Sawyer died on December 24, 2020, at age 77.

==Exhibitions==
Sawyer has held solo exhibitions at:
- 4th Street Gallery, New York City, 1989. Theme: Children of East End.
- Royal Photographic Society, Bath, England, 1992. Theme: Children of East End.
- La Musée de la Photographie, Bièvre, France, 1993. Theme: Paris.
- Foto Huset Gallery, Götenburg, Sweden, 1993. Theme: Graffiti.
- No Name Gallery, Basel, Switzerland, 1993. Theme: Graffiti.
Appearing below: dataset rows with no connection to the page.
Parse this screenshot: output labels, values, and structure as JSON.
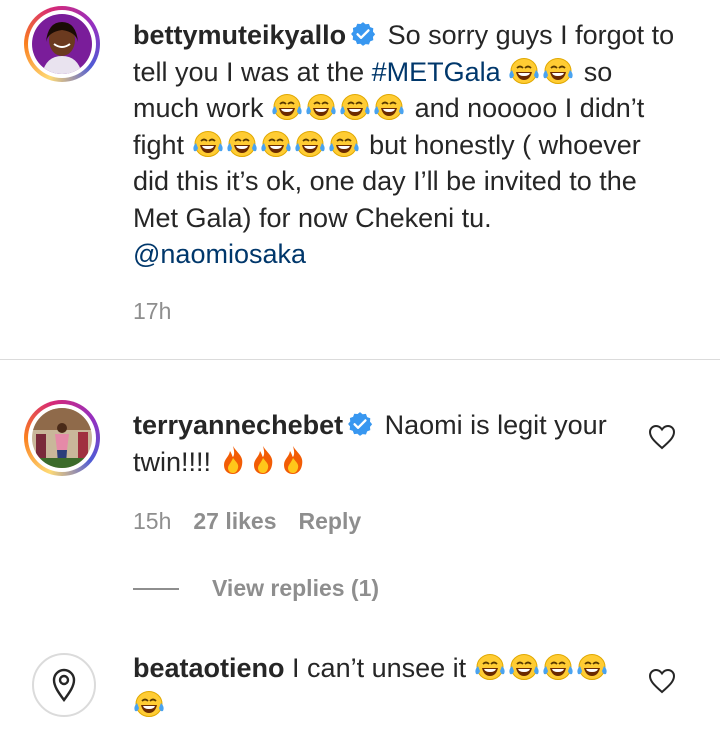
{
  "comments": [
    {
      "username": "bettymuteikyallo",
      "verified": true,
      "text_parts": {
        "a": "So sorry guys I forgot to tell you I was at the",
        "hashtag": "#METGala",
        "b": "so much work",
        "c": "and nooooo I didn’t fight",
        "d": "but honestly ( whoever did this it’s ok, one day I’ll be invited to the Met Gala) for now Chekeni tu.",
        "mention": "@naomiosaka"
      },
      "time": "17h"
    },
    {
      "username": "terryannechebet",
      "verified": true,
      "text": "Naomi is legit your twin!!!!",
      "time": "15h",
      "likes": "27 likes",
      "reply_label": "Reply",
      "view_replies": "View replies (1)"
    },
    {
      "username": "beataotieno",
      "verified": false,
      "text": "I can’t unsee it"
    }
  ],
  "icons": {
    "verified": "verified-badge-icon",
    "laugh": "tears-of-joy-emoji",
    "fire": "fire-emoji",
    "like": "heart-outline-icon",
    "location": "location-pin-icon"
  },
  "colors": {
    "link": "#00376b",
    "verified": "#3897f0",
    "meta": "#8e8e8e",
    "text": "#262626"
  }
}
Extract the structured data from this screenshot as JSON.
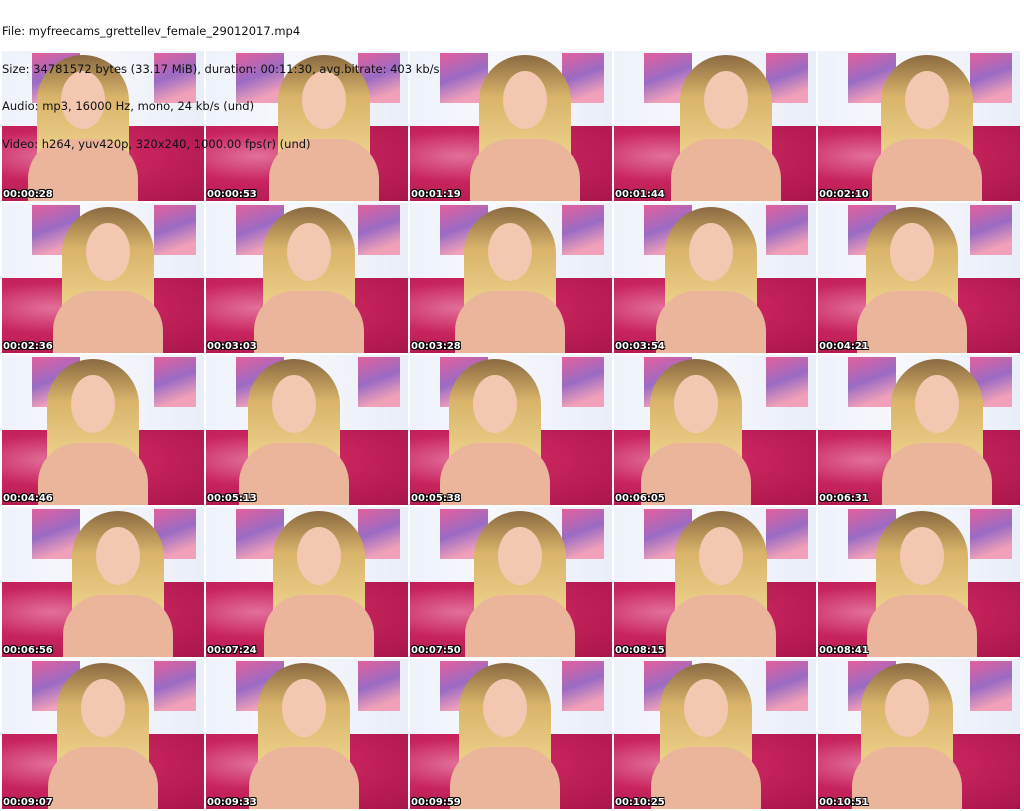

- La Chambre Claire Gallery, Paris, France, 2000. Theme: City Mosaïc.
- Town Hall, Amsterdam, Netherlands, 2010. Theme: Diofior, A Village in Senegal.

==Collections==
- La Bibliothèque Nationale, Paris, France, 1974 and 2001. 37 pictures.
- La Musée de la Photographie, Bièvre, France, 1991. 6 pictures.
- Schomburg Center for Research in Black Culture, Harlem, New York, 1997. 40 pictures.
- Eric Franck Gallery, London, England, 1997. 21 pictures.
- Fadi Zahar, La Chambre Claire Gallery, Paris, France, 2000. 4 pictures.
- Manfred Heiting, Amsterdam, Holland, 2002. 2 pictures.
- Museum of Fine Arts, Houston, Texas, 2004. 2 pictures.
- Victoria & Albert Museum, London. England. Work added to National Art Library Collection, 2005.
- Tate Britain, London, England, 2012. 21 pictures.